Organisers have indicated that up to 10,000 spectators would be allowed at the Tokyo Olympic games, but have cautioned that if infection levels rise, the competition may be moved behind closed doors.
This announcement, made only weeks before the opening ceremony, puts an end to months of uncertainty over whether home fans will be allowed to attend the pandemic-affected games, which were postponed in March due to the epidemic.

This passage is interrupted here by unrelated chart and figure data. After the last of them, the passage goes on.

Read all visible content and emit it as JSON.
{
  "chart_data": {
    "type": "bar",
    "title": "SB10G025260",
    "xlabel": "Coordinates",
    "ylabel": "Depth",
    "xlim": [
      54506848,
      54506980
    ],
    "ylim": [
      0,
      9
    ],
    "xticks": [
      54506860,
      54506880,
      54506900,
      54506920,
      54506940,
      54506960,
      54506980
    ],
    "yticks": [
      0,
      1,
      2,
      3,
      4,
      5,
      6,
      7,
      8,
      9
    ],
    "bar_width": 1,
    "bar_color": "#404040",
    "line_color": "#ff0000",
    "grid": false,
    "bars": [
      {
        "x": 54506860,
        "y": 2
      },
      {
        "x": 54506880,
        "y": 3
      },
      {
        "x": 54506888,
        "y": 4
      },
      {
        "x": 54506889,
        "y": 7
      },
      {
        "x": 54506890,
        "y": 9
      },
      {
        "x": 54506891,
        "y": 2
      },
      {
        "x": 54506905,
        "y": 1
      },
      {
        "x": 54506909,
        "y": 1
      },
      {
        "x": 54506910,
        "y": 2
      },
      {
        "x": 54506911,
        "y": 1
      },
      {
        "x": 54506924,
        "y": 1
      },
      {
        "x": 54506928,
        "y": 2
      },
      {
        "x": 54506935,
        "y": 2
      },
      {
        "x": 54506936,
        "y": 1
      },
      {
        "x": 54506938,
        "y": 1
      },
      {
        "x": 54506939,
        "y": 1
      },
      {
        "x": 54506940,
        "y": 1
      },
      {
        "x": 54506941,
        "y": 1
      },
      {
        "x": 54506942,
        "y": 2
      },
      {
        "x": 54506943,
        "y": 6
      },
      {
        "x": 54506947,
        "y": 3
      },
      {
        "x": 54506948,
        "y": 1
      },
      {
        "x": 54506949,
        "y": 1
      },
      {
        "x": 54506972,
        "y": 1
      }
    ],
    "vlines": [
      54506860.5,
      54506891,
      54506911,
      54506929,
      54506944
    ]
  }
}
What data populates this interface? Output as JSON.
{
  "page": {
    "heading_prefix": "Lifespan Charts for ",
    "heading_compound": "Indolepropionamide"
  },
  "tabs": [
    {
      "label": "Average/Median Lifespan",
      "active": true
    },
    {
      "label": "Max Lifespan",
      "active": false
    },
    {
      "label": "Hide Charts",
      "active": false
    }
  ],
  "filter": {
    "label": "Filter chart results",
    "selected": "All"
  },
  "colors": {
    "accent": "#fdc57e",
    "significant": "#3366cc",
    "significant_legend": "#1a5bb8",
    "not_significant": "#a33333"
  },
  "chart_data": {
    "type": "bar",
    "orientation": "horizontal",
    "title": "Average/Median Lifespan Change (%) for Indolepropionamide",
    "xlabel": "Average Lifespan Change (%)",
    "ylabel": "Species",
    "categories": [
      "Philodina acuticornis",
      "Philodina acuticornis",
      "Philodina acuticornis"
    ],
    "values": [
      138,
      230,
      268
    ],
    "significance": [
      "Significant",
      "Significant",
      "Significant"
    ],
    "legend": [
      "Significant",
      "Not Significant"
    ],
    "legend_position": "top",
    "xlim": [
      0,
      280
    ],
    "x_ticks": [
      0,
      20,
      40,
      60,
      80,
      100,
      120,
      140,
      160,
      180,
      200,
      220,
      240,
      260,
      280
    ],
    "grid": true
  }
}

“In light of the government’s restrictions on public events, the spectator limit for the Olympic Games will be set at 50 percent of venue capacity, up to a maximum of 10,000 people in all venues,” organisers said in a statement.
However, because Tokyo was under a COVID 19 state of emergency until Sunday, officials left open the prospect of a reversal if the virus resurfaced.
“If there should be a major dramatic change in the infection situation, we may need to revisit this matter amongst ourselves and we may need to consider the option of having no spectators in the venues,” Tokyo Governor Yuriko Koike said.
Senior medical professionals, including government advisers, have suggested that hosting the games behind closed doors would be “perfect” from a health standpoint.
They are concerned that large groups of fans could spark a fresh outbreak of diseases in a country that is still rushing to vaccinate its citizens. Negative virus testing are unlikely to be necessary, according to the organizers.
International Olympic Committee Chief, Thomas Bach, speaking before the announcement, said he was “absolutely sure that it will be a decision to best protect the Japanese people and all participants.”